Préparatifs de la fête de Tabaski à Bamako : la pluie complique le business

Au Mali, notamment à Bamako, depuis quelques semaines, l’atmosphère est rythmée par les préparatifs de la fête de tabaski, cela malgré la situation sanitaire et sécuritaire du pays.

En cette période hivernale, la pluie, qui vient pratiquement tous les jours, n’arrange pas les choses déjà compliquées par la cherté de la vie, ainsi que, récemment, les manifestations de désobéissance civile, engagées par le M5-RFP (heureusement suspendues pour la fête de Tabaski).

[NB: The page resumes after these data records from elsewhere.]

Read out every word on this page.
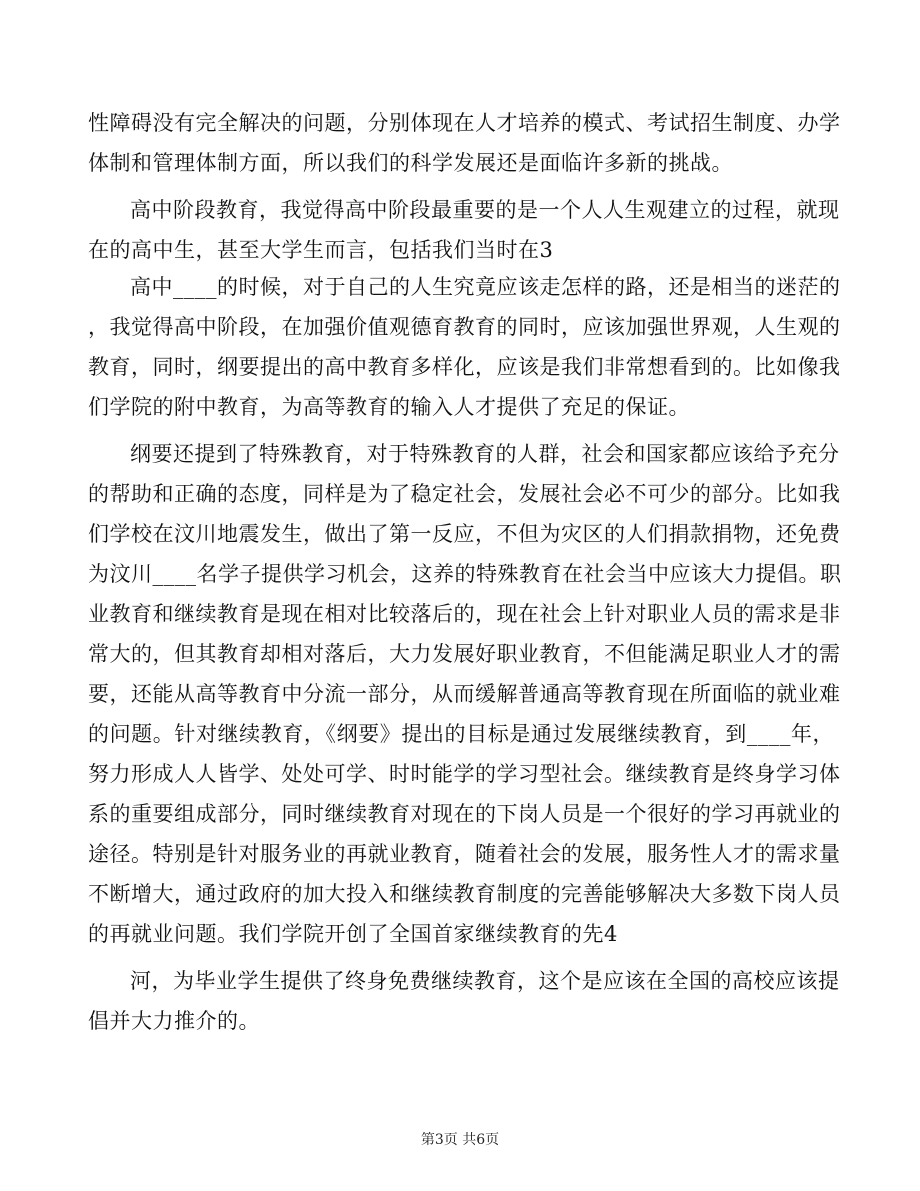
性障碍没有完全解决的问题，分别体现在人才培养的模式、考试招生制度、办学
体制和管理体制方面，所以我们的科学发展还是面临许多新的挑战。
高中阶段教育，我觉得高中阶段最重要的是一个人人生观建立的过程，就现
在的高中生，甚至大学生而言，包括我们当时在3
高中____的时候，对于自己的人生究竟应该走怎样的路，还是相当的迷茫的
，我觉得高中阶段，在加强价值观德育教育的同时，应该加强世界观，人生观的
教育，同时，纲要提出的高中教育多样化，应该是我们非常想看到的。比如像我
们学院的附中教育，为高等教育的输入人才提供了充足的保证。
纲要还提到了特殊教育，对于特殊教育的人群，社会和国家都应该给予充分
的帮助和正确的态度，同样是为了稳定社会，发展社会必不可少的部分。比如我
们学校在汶川地震发生，做出了第一反应，不但为灾区的人们捐款捐物，还免费
为汶川____名学子提供学习机会，这养的特殊教育在社会当中应该大力提倡。职
业教育和继续教育是现在相对比较落后的，现在社会上针对职业人员的需求是非
常大的，但其教育却相对落后，大力发展好职业教育，不但能满足职业人才的需
要，还能从高等教育中分流一部分，从而缓解普通高等教育现在所面临的就业难
的问题。针对继续教育，《纲要》提出的目标是通过发展继续教育，到____年，
努力形成人人皆学、处处可学、时时能学的学习型社会。继续教育是终身学习体
系的重要组成部分，同时继续教育对现在的下岗人员是一个很好的学习再就业的
途径。特别是针对服务业的再就业教育，随着社会的发展，服务性人才的需求量
不断增大，通过政府的加大投入和继续教育制度的完善能够解决大多数下岗人员
的再就业问题。我们学院开创了全国首家继续教育的先4
河，为毕业学生提供了终身免费继续教育，这个是应该在全国的高校应该提
倡并大力推介的。
第3页 共6页
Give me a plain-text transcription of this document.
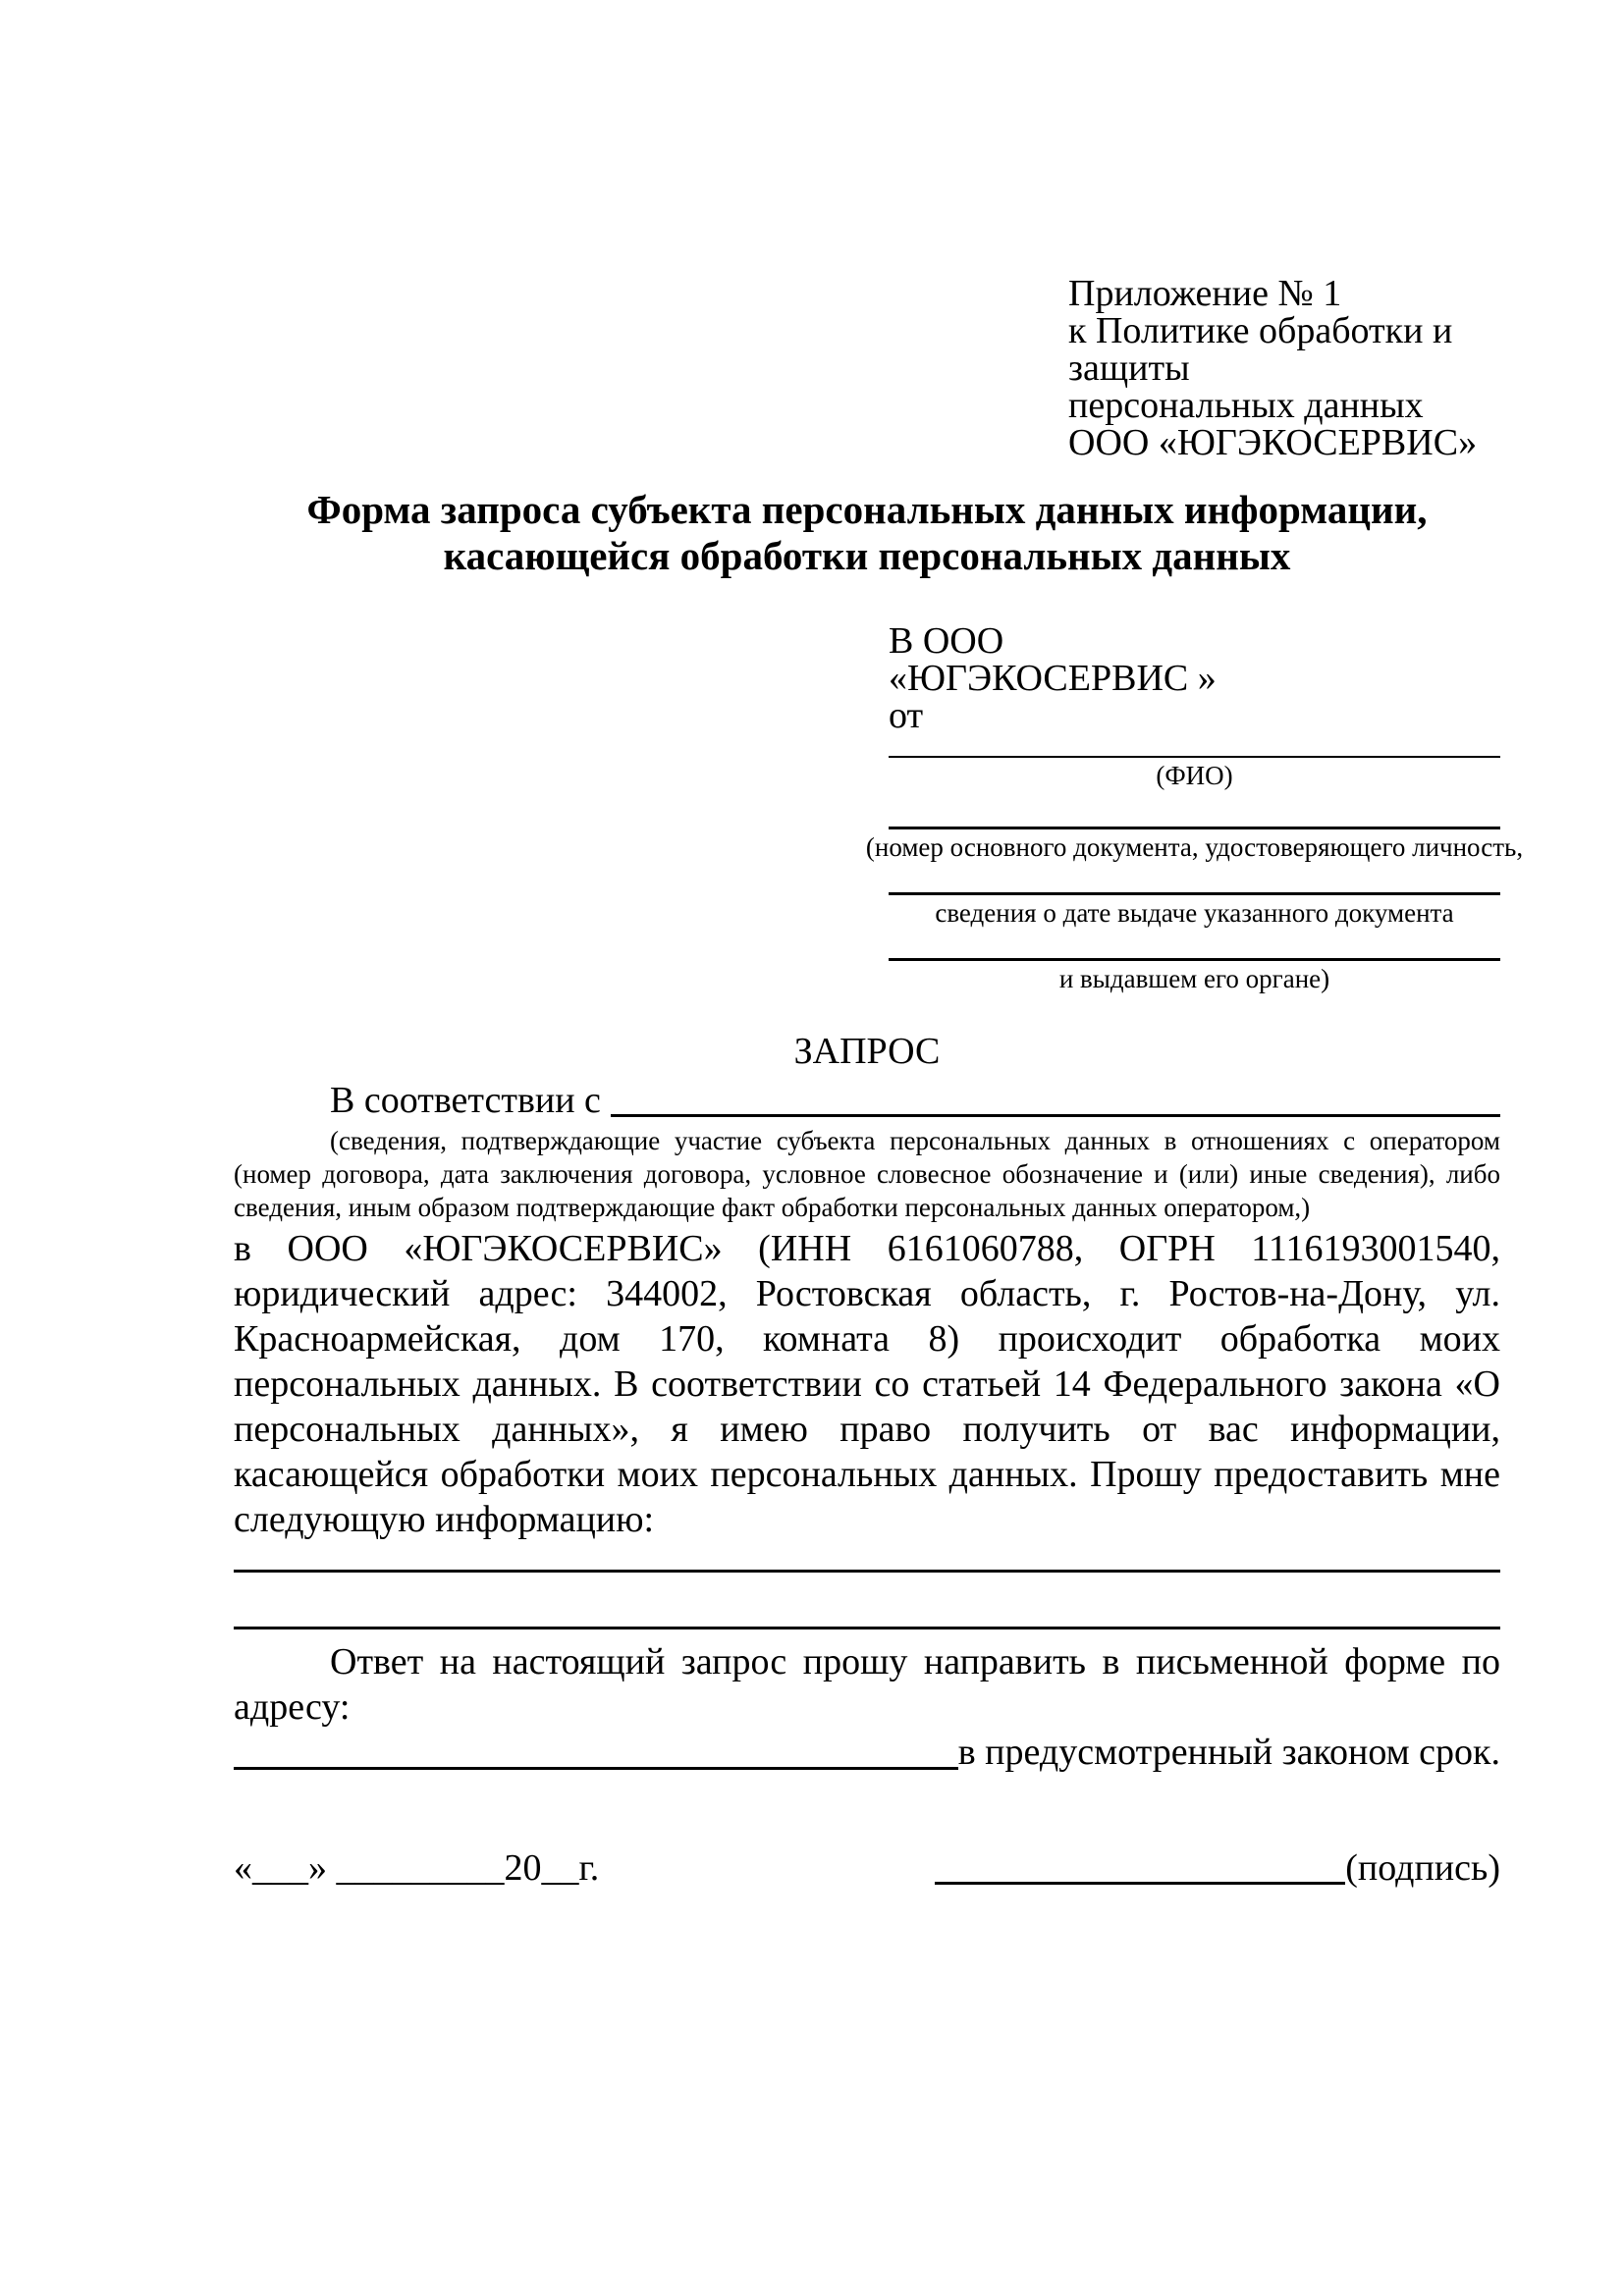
Приложение № 1
к Политике обработки и защиты
персональных данных
ООО «ЮГЭКОСЕРВИС»
Форма запроса субъекта персональных данных информации,
касающейся обработки персональных данных
В ООО
«ЮГЭКОСЕРВИС »
от
(ФИО)
(номер основного документа, удостоверяющего личность,
сведения о дате выдаче указанного документа
и выдавшем его органе)
ЗАПРОС
В соответствии с
(сведения, подтверждающие участие субъекта персональных данных в отношениях с оператором (номер договора, дата заключения договора, условное словесное обозначение и (или) иные сведения), либо сведения, иным образом подтверждающие факт обработки персональных данных оператором,)
в ООО «ЮГЭКОСЕРВИС» (ИНН 6161060788, ОГРН 1116193001540, юридический адрес: 344002, Ростовская область, г. Ростов-на-Дону, ул. Красноармейская, дом 170, комната 8) происходит обработка моих персональных данных. В соответствии со статьей 14 Федерального закона «О персональных данных», я имею право получить от вас информации, касающейся обработки моих персональных данных. Прошу предоставить мне следующую информацию:
Ответ на настоящий запрос прошу направить в письменной форме по адресу:
в предусмотренный законом срок.
«___» _________20__г.	(подпись)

En effet, à trois jours de la fête, nombreux sont les maliens qui courent encore à la recherche de leur prix du mouton, particulièrement très élevé cette année, sans oublier les nouveaux vêtements des enfants et autres dépenses pour l’occasion. Ils sont obligés de sortir, le plus souvent sous la pluie. Précieuse pour les paysans en milieu rural, mais indésirable en ces temps de pré-fête pour certains Bamakois qui vivent au jour le jour, la pluie ne permet pas à beaucoup de vaquer convenablement à leurs affaires.

La Tabaski, ou l’Aïd al-Adha ou encore l’Aïd-el-Kébir, est une fête très importante pour la communauté musulmane.

Au Mali, un pays à plus de 95% musulmans, pour rendre cette journée spéciale, beaucoup de familles sont confrontées à d’énormes dépenses. Cette année, la situation semble être un peu difficile pour les chefs de famille vu la situation toute particulière du monde.

« Nous ne savons pas à quel saint se vouer. Tout est cher, d’habitude mon budget alloué au mouton était 100 000 FCFA. Mais cette année, les moutons de 100 000 sont des agneaux. La semaine dernière, j’ai dû dépenser 150 000 FCFA pour avoir mon bélier. Le plus dur c’est qu’avec toutes les explications, les femmes et les enfants ont du mal à comprendre, car les femmes sont aussi confrontées à cette même difficulté dans les marchés », explique notre interlocuteur sous l’anonymat.

Ce que Mme Diarra confirme : « A cause des prix trop élevés des habits au marché, j’ai décidé de coudre des pagnes pour mes enfants, car les prêts à porter sont excessivement chers. Les commerçants expliquent la hausse des prix par la fermeture de toutes les frontières terrestres et aériennes. Au niveau des marchés de légumes, la situation est encore plus compliquée, en cette veille de la fête. A cela s’ajoute l’hivernage où les légumes sont particulièrement chers. Mais bon, nous nous résignons à célébrer dans ces conditions cette année », raconte-t-elle.

Du côté des commerçants, les choses ne paraissent pas roses non plus : « Cette année, nous sommes vraiment dos au mur. En plus de la situation difficile à laquelle nous faisons face, depuis plusieurs mois, nos marchandises sont bloquées ou nous viennent difficilement ou à des coûts exorbitants. Ce qui nous pousse à vendre un peu cher pour nous en sortir. A cela s’ajoute les pluies fréquentes qui nous obligent à couvrir nos produits à longueur de temps. Toute chose qui limite leur visibilité », déplore un jeune marchand d’habit, Barou, au Grand marché de Bamako.